晴れ
はれ
hare
= clear weather / sunny / fine weather / to clear up
晴れ (hare) means clear, sunny weather — and in Japan, where weather conversation is both a social necessity and genuine daily concern (the rainy season, typhoons, and humidity make the sky everyone’s business), this word is used constantly. But 晴れ also has a deeper cultural life: it is one half of a profound Japanese conceptual pair that shapes how the Japanese think about everyday life vs ceremony.
Hare as a noun means clear weather, sunshine, or a fine day. The verb form is 晴れる (hareru — to clear up, to become clear). Common phrases: 晴れの日 (hare no hi — a sunny day), 晴れ間 (harema — a break in the clouds / a spell of sunshine), 晴れ上がる (hare-agaru — to completely clear up), 晴れやか (hareyaka — bright and cheerful / radiant). Weather reports use 晴れ (clear), 曇り (kumori — cloudy), 雨 (ame — rain), and 雪 (yuki — snow) as the four main categories.
晴れ is the noun/adjective form; 晴れる (hareru) is the verb. The pair 晴れ・雨 (hare・ame) appears in many expressions: 晴れ男/晴れ女 (hare-otoko / hare-onna — a person who brings good weather / a lucky-weather person), 雨男/雨女 (ame-otoko / ame-onna — a person who brings rain wherever they go). These are used humorously: 私は雨女だから旅行のたびに雨が降る (watashi wa ame-onna da kara ryokou no tabi ni ame ga furu — I’m a rain woman, so it always rains when I travel).
晴 (sei/hare) depicts the sun (日) on the left and blue/green (青) on the right — a clear blue-sky day with the sun shining. The character perfectly captures the feeling of the sky clearing and turning brilliant blue after rain.
Everyday use
明日は晴れるといいな。洗濯物が溜まっている。
Ashita wa hareru to ii na. Sentakumono ga tamatte iru.
I hope it clears up tomorrow. Laundry is piling up.
Casual / Social Media
やっと晴れた!今日は外でランチする!気持ちいい〜
Yatto hareta! Kyou wa soto de ranchi suru! Kimochi ii~
Finally clear skies! Having lunch outside today! Feels so good~
Formal / Cultural context
気象庁の天気予報において、「晴れ」は雲量が2割以下(快晴)または2〜8割以下(晴れ)の状態を指し、雨や雪の降水がない日天候区分として定義されている。
Kishou-chou no tenki yohou ni oite, ‘hare’ wa unkyo ga ni-wari ika (kaisei) mata wa ni-hachi-wari ika (hare) no joutai wo sashi, ame ya yuki no kousui ga nai hi tenkou kubun toshite teigi sarete iru.
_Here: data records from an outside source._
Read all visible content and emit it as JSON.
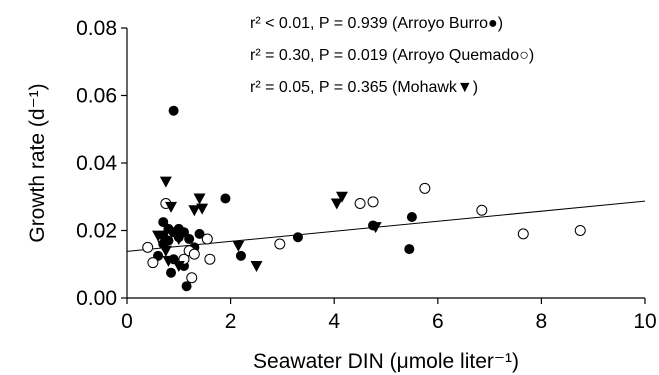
{
  "chart_data": {
    "type": "scatter",
    "xlabel": "Seawater DIN (μmole liter⁻¹)",
    "ylabel": "Growth rate (d⁻¹)",
    "xlim": [
      0,
      10
    ],
    "ylim": [
      0,
      0.08
    ],
    "x_ticks": [
      "0",
      "2",
      "4",
      "6",
      "8",
      "10"
    ],
    "y_ticks": [
      "0.00",
      "0.02",
      "0.04",
      "0.06",
      "0.08"
    ],
    "grid": false,
    "annotations": [
      "r² < 0.01, P = 0.939 (Arroyo Burro●)",
      "r² = 0.30, P = 0.019 (Arroyo Quemado○)",
      "r² = 0.05, P = 0.365 (Mohawk▼)"
    ],
    "series": [
      {
        "name": "Arroyo Burro",
        "marker": "filled-circle",
        "color": "#000000",
        "points": [
          [
            0.9,
            0.0555
          ],
          [
            1.9,
            0.0295
          ],
          [
            0.7,
            0.0225
          ],
          [
            0.8,
            0.0205
          ],
          [
            1.0,
            0.0205
          ],
          [
            1.1,
            0.0195
          ],
          [
            0.9,
            0.0195
          ],
          [
            1.4,
            0.019
          ],
          [
            0.7,
            0.0185
          ],
          [
            1.0,
            0.018
          ],
          [
            1.2,
            0.0175
          ],
          [
            0.8,
            0.017
          ],
          [
            0.7,
            0.016
          ],
          [
            1.3,
            0.015
          ],
          [
            0.6,
            0.0125
          ],
          [
            0.9,
            0.0115
          ],
          [
            1.1,
            0.0095
          ],
          [
            0.85,
            0.0075
          ],
          [
            1.15,
            0.0035
          ],
          [
            2.2,
            0.0125
          ],
          [
            3.3,
            0.018
          ],
          [
            4.75,
            0.0215
          ],
          [
            5.5,
            0.024
          ],
          [
            5.45,
            0.0145
          ]
        ]
      },
      {
        "name": "Arroyo Quemado",
        "marker": "open-circle",
        "color": "#000000",
        "points": [
          [
            0.4,
            0.015
          ],
          [
            0.5,
            0.0105
          ],
          [
            0.75,
            0.028
          ],
          [
            1.1,
            0.0115
          ],
          [
            1.2,
            0.014
          ],
          [
            1.3,
            0.013
          ],
          [
            1.25,
            0.006
          ],
          [
            1.55,
            0.0175
          ],
          [
            1.6,
            0.0115
          ],
          [
            2.95,
            0.016
          ],
          [
            4.5,
            0.028
          ],
          [
            4.75,
            0.0285
          ],
          [
            5.75,
            0.0325
          ],
          [
            6.85,
            0.026
          ],
          [
            7.65,
            0.019
          ],
          [
            8.75,
            0.02
          ]
        ]
      },
      {
        "name": "Mohawk",
        "marker": "filled-triangle-down",
        "color": "#000000",
        "points": [
          [
            0.75,
            0.0345
          ],
          [
            0.85,
            0.027
          ],
          [
            1.45,
            0.0265
          ],
          [
            1.3,
            0.026
          ],
          [
            1.4,
            0.0295
          ],
          [
            0.6,
            0.0185
          ],
          [
            1.0,
            0.0175
          ],
          [
            0.75,
            0.014
          ],
          [
            0.8,
            0.011
          ],
          [
            1.0,
            0.0095
          ],
          [
            2.15,
            0.0155
          ],
          [
            2.5,
            0.0095
          ],
          [
            4.05,
            0.028
          ],
          [
            4.15,
            0.03
          ],
          [
            4.8,
            0.021
          ],
          [
            0.7,
            0.0155
          ]
        ]
      }
    ],
    "fit_line": {
      "series": "Arroyo Quemado",
      "x": [
        0,
        10
      ],
      "y": [
        0.0138,
        0.0287
      ]
    }
  }
}
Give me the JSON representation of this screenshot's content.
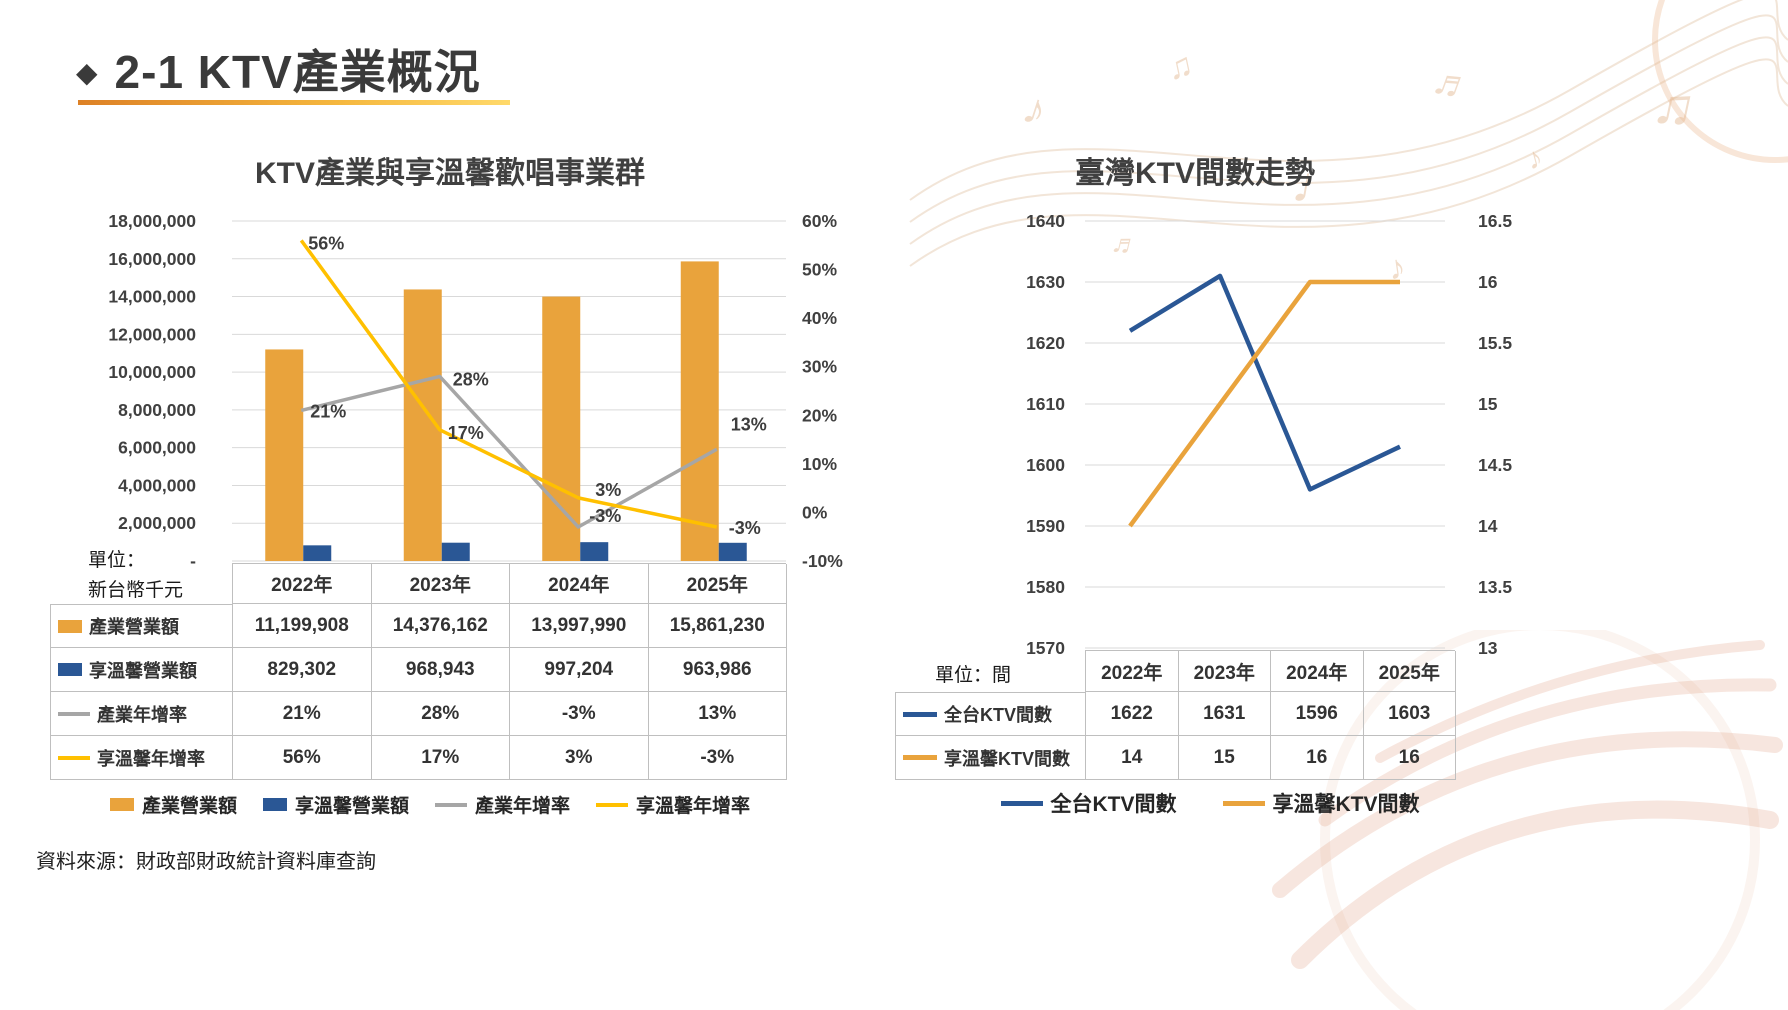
{
  "slide": {
    "bullet": "◆",
    "title": "2-1 KTV產業概況",
    "underline_colors": [
      "#DD8126",
      "#FFD96A"
    ],
    "source": "資料來源：財政部財政統計資料庫查詢"
  },
  "left_chart": {
    "title": "KTV產業與享溫馨歡唱事業群",
    "unit_line1": "單位：",
    "unit_line2": "新台幣千元",
    "years": [
      "2022年",
      "2023年",
      "2024年",
      "2025年"
    ],
    "table": {
      "rows": [
        {
          "label": "產業營業額",
          "values": [
            "11,199,908",
            "14,376,162",
            "13,997,990",
            "15,861,230"
          ]
        },
        {
          "label": "享溫馨營業額",
          "values": [
            "829,302",
            "968,943",
            "997,204",
            "963,986"
          ]
        },
        {
          "label": "產業年增率",
          "values": [
            "21%",
            "28%",
            "-3%",
            "13%"
          ]
        },
        {
          "label": "享溫馨年增率",
          "values": [
            "56%",
            "17%",
            "3%",
            "-3%"
          ]
        }
      ]
    },
    "legend": [
      "產業營業額",
      "享溫馨營業額",
      "產業年增率",
      "享溫馨年增率"
    ]
  },
  "right_chart": {
    "title": "臺灣KTV間數走勢",
    "unit": "單位：間",
    "years": [
      "2022年",
      "2023年",
      "2024年",
      "2025年"
    ],
    "table": {
      "rows": [
        {
          "label": "全台KTV間數",
          "values": [
            "1622",
            "1631",
            "1596",
            "1603"
          ]
        },
        {
          "label": "享溫馨KTV間數",
          "values": [
            "14",
            "15",
            "16",
            "16"
          ]
        }
      ]
    },
    "legend": [
      "全台KTV間數",
      "享溫馨KTV間數"
    ]
  },
  "chart_data": [
    {
      "type": "bar",
      "subtype": "combo-bar-line",
      "title": "KTV產業與享溫馨歡唱事業群",
      "categories": [
        "2022年",
        "2023年",
        "2024年",
        "2025年"
      ],
      "series": [
        {
          "name": "產業營業額",
          "type": "bar",
          "axis": "left",
          "color": "#E9A33C",
          "values": [
            11199908,
            14376162,
            13997990,
            15861230
          ]
        },
        {
          "name": "享溫馨營業額",
          "type": "bar",
          "axis": "left",
          "color": "#2A5795",
          "values": [
            829302,
            968943,
            997204,
            963986
          ]
        },
        {
          "name": "產業年增率",
          "type": "line",
          "axis": "right",
          "color": "#A6A6A6",
          "values": [
            21,
            28,
            -3,
            13
          ]
        },
        {
          "name": "享溫馨年增率",
          "type": "line",
          "axis": "right",
          "color": "#FFC000",
          "values": [
            56,
            17,
            3,
            -3
          ]
        }
      ],
      "left_axis": {
        "min": 0,
        "max": 18000000,
        "step": 2000000,
        "zero_label": "-"
      },
      "right_axis": {
        "min": -10,
        "max": 60,
        "step": 10,
        "suffix": "%"
      },
      "grid": true,
      "legend_position": "bottom"
    },
    {
      "type": "line",
      "title": "臺灣KTV間數走勢",
      "categories": [
        "2022年",
        "2023年",
        "2024年",
        "2025年"
      ],
      "series": [
        {
          "name": "全台KTV間數",
          "axis": "left",
          "color": "#2A5795",
          "values": [
            1622,
            1631,
            1596,
            1603
          ]
        },
        {
          "name": "享溫馨KTV間數",
          "axis": "right",
          "color": "#E9A33C",
          "values": [
            14,
            15,
            16,
            16
          ]
        }
      ],
      "left_axis": {
        "min": 1570,
        "max": 1640,
        "step": 10
      },
      "right_axis": {
        "min": 13,
        "max": 16.5,
        "step": 0.5
      },
      "grid": true,
      "legend_position": "bottom"
    }
  ]
}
In the Japan Meteorological Agency’s weather forecasts, ‘hare’ (clear) refers to conditions with cloud cover of 20% or less (clear skies) or 20–80% (partly cloudy), and is defined as a daily weather classification without rain or snow precipitation.
晴れ (hare) is one half of a deeply important Japanese cultural distinction: 晴れ (hare — special occasions, formal ceremonies, public life) vs 褻 (ke — everyday, ordinary, private life). This anthropological pair, identified by folklorist Kunio Yanagida, describes the Japanese sense that life alternates between the sacred/formal (hare) and the ordinary/mundane (ke). 晴れの舞台 (hare no butai — the grand stage / a big moment) uses hare in the formal sense: the day of a wedding, graduation, or major performance is a hare day — elevated above ordinary ke days.
The weather-sense and cultural-sense of 晴れ reinforce each other: a clear, sunny day is literally and metaphorically 晴れやか (hareyaka — bright and cheerful), and the best hare occasions traditionally call for clear weather. 晴れ着 (haregi — formal dress / Sunday best) is the clothing one wears for hare occasions — kimonos for traditional celebrations, school uniforms for ceremonies. This layering of meaning — weather, ceremony, emotional brightness — makes 晴れ a word with unusual cultural depth for such a simple concept.